Hemsworth (Marvel fans know him as Thor) is excellent as Hunt: charming, gregarious, and, in his way, entirely genuine. But it is Bruhl's Lauda--sulky, diffident, obstinate, rude--who gradually runs away with the film, inch by inch, checkered flag by checkered flag. Though Bruhl was good as the lovestruck Nazi war hero Frederik Zoller in Tarantino's Inglourious Basterds, his performance here is a minor revelation, nuanced, unsentimental, and utterly original.
Howard's direction is crisp and lively, neatly interweaving the racing sequences and character studies for a satisfying blend of the kinetic and dramatic. The 1976 Formula One season itself (the details of which I will not divulge here) offers a cinematic arc brimming with tension, spectacle, and surprise. If this sports story didn't exist, Hollywood would have had to invent it.
The neatest trick Howard engineers, however, may be his forbearance of the narrative larding in which big-budget films such as this one seem almost inevitably to enmesh themselves. There's no tedious backstory here, no maudlin explanations of why Hunt and Lauda came to be the men they were. Though the movie cycles through both ups and downs, it does so efficiently, neither basking in success nor wallowing in misfortune. And even as Howard offers up this clash of outsized personalities (and the moral paradigms they perhaps represent), Rush remains refreshingly agnostic on the subject of their relative merits. There's no message here--or rather, any message one chooses to take away will be equivocal, conditional, and lacking the whiff of sanctimony that so often pervades big awards-season fare.

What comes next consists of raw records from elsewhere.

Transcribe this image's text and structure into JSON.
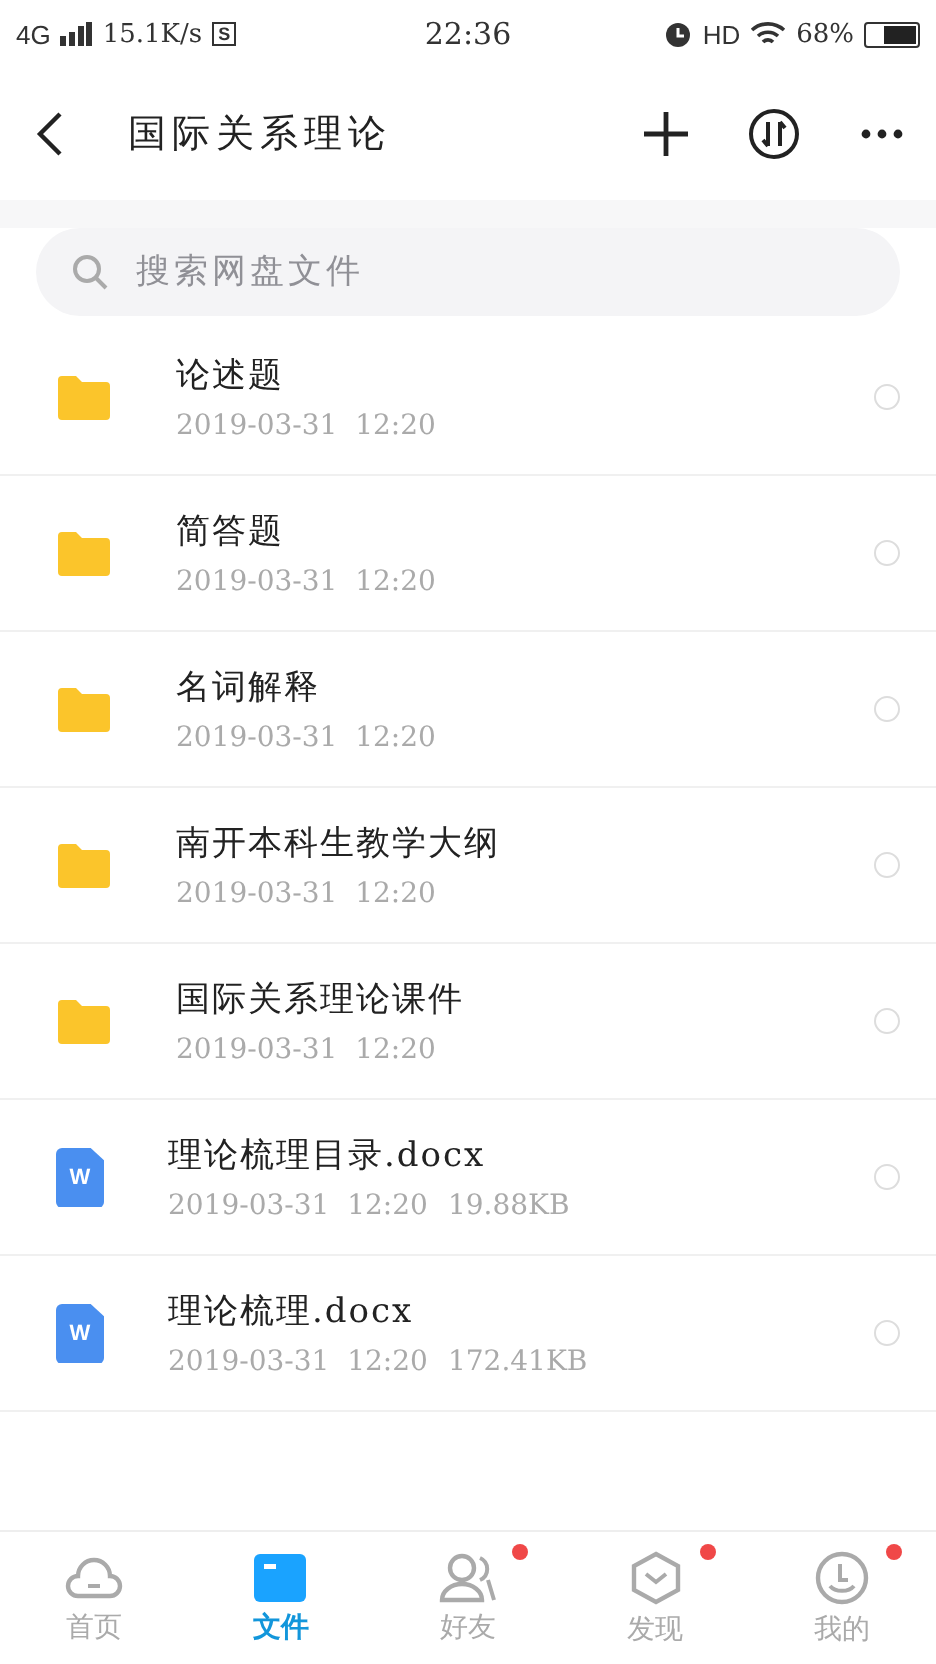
{
  "status_bar": {
    "network": "4G",
    "speed": "15.1K/s",
    "app_badge": "S",
    "time": "22:36",
    "hd": "HD",
    "battery": "68%"
  },
  "header": {
    "title": "国际关系理论"
  },
  "search": {
    "placeholder": "搜索网盘文件"
  },
  "files": [
    {
      "kind": "folder",
      "name": "论述题",
      "date": "2019-03-31  12:20",
      "selected": false
    },
    {
      "kind": "folder",
      "name": "简答题",
      "date": "2019-03-31  12:20",
      "selected": false
    },
    {
      "kind": "folder",
      "name": "名词解释",
      "date": "2019-03-31  12:20",
      "selected": false
    },
    {
      "kind": "folder",
      "name": "南开本科生教学大纲",
      "date": "2019-03-31  12:20",
      "selected": false
    },
    {
      "kind": "folder",
      "name": "国际关系理论课件",
      "date": "2019-03-31  12:20",
      "selected": false
    },
    {
      "kind": "doc",
      "icon_letter": "W",
      "name": "理论梳理目录.docx",
      "date": "2019-03-31  12:20",
      "size": "19.88KB",
      "selected": false
    },
    {
      "kind": "doc",
      "icon_letter": "W",
      "name": "理论梳理.docx",
      "date": "2019-03-31  12:20",
      "size": "172.41KB",
      "selected": false
    }
  ],
  "nav": [
    {
      "kind": "home",
      "label": "首页",
      "selected": false,
      "dot": false
    },
    {
      "kind": "files",
      "label": "文件",
      "selected": true,
      "dot": false
    },
    {
      "kind": "friends",
      "label": "好友",
      "selected": false,
      "dot": true
    },
    {
      "kind": "discover",
      "label": "发现",
      "selected": false,
      "dot": true
    },
    {
      "kind": "me",
      "label": "我的",
      "selected": false,
      "dot": true
    }
  ]
}
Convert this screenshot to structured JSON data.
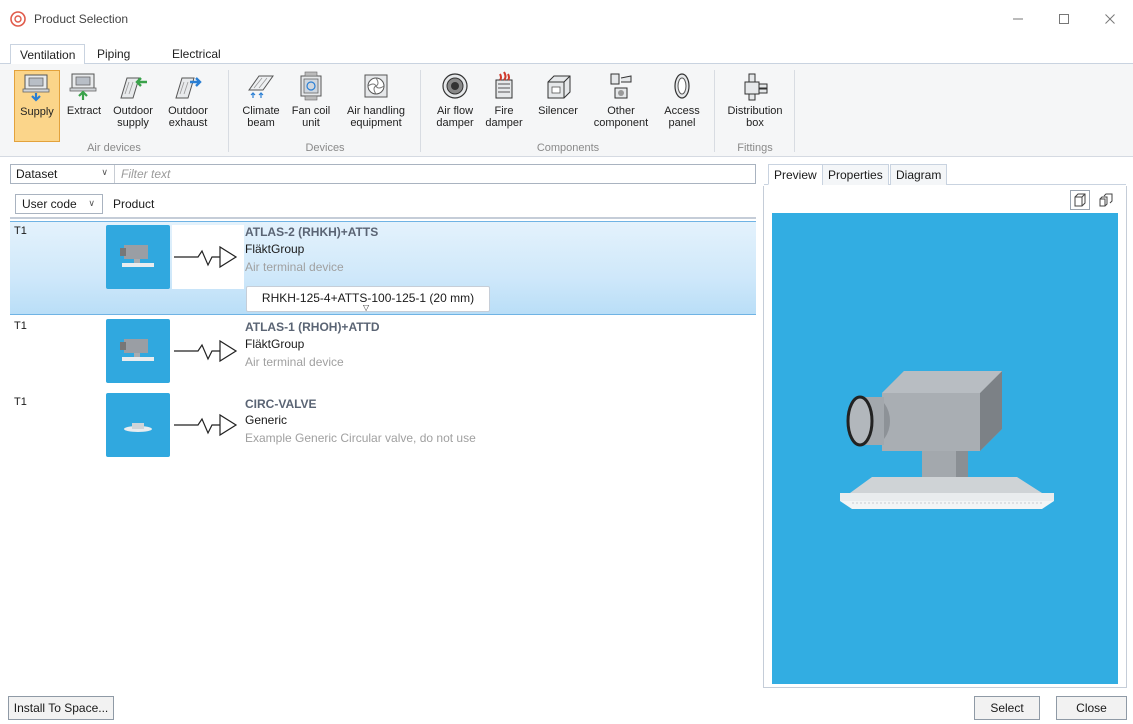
{
  "window": {
    "title": "Product Selection",
    "controls": {
      "minimize": "—",
      "maximize": "☐",
      "close": "✕"
    }
  },
  "ribbon_tabs": [
    {
      "label": "Ventilation",
      "active": true
    },
    {
      "label": "Piping",
      "active": false
    },
    {
      "label": "Electrical",
      "active": false
    }
  ],
  "ribbon": {
    "groups": {
      "air_devices": "Air devices",
      "devices": "Devices",
      "components": "Components",
      "fittings": "Fittings"
    },
    "buttons": {
      "supply": "Supply",
      "extract": "Extract",
      "outdoor_supply": [
        "Outdoor",
        "supply"
      ],
      "outdoor_exhaust": [
        "Outdoor",
        "exhaust"
      ],
      "climate_beam": [
        "Climate",
        "beam"
      ],
      "fan_coil_unit": [
        "Fan coil",
        "unit"
      ],
      "air_handling_equipment": [
        "Air handling",
        "equipment"
      ],
      "air_flow_damper": [
        "Air flow",
        "damper"
      ],
      "fire_damper": [
        "Fire",
        "damper"
      ],
      "silencer": "Silencer",
      "other_component": [
        "Other",
        "component"
      ],
      "access_panel": [
        "Access",
        "panel"
      ],
      "distribution_box": [
        "Distribution",
        "box"
      ]
    },
    "active_button": "Supply"
  },
  "filter": {
    "dataset_label": "Dataset",
    "placeholder": "Filter text"
  },
  "columns": {
    "user_code": "User code",
    "product": "Product"
  },
  "products": [
    {
      "code": "T1",
      "name": "ATLAS-2 (RHKH)+ATTS",
      "manufacturer": "FläktGroup",
      "description": "Air terminal device",
      "selected": true,
      "variant": "RHKH-125-4+ATTS-100-125-1 (20 mm)"
    },
    {
      "code": "T1",
      "name": "ATLAS-1 (RHOH)+ATTD",
      "manufacturer": "FläktGroup",
      "description": "Air terminal device",
      "selected": false
    },
    {
      "code": "T1",
      "name": "CIRC-VALVE",
      "manufacturer": "Generic",
      "description": "Example Generic Circular valve, do not use",
      "selected": false
    }
  ],
  "right_tabs": [
    {
      "label": "Preview",
      "active": true
    },
    {
      "label": "Properties",
      "active": false
    },
    {
      "label": "Diagram",
      "active": false
    }
  ],
  "preview": {
    "background": "#32ade2"
  },
  "footer": {
    "install": "Install To Space...",
    "select": "Select",
    "close": "Close"
  },
  "colors": {
    "accent_active": "#fbd58a",
    "selection": "#cfe8fa",
    "thumb_bg": "#30a8df"
  }
}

Rush is not a particularly deep film. But more importantly, it is not a film that mistakes itself for deep. However fascinating they may have been, Hunt and Lauda were, after all, race car drivers, their story the perfect grist for a well-crafted but unassuming entertainment like the one Howard has provided us. And this self-knowledge makes Rush, in some ways, a wiser film than many that aspire to loftier goals.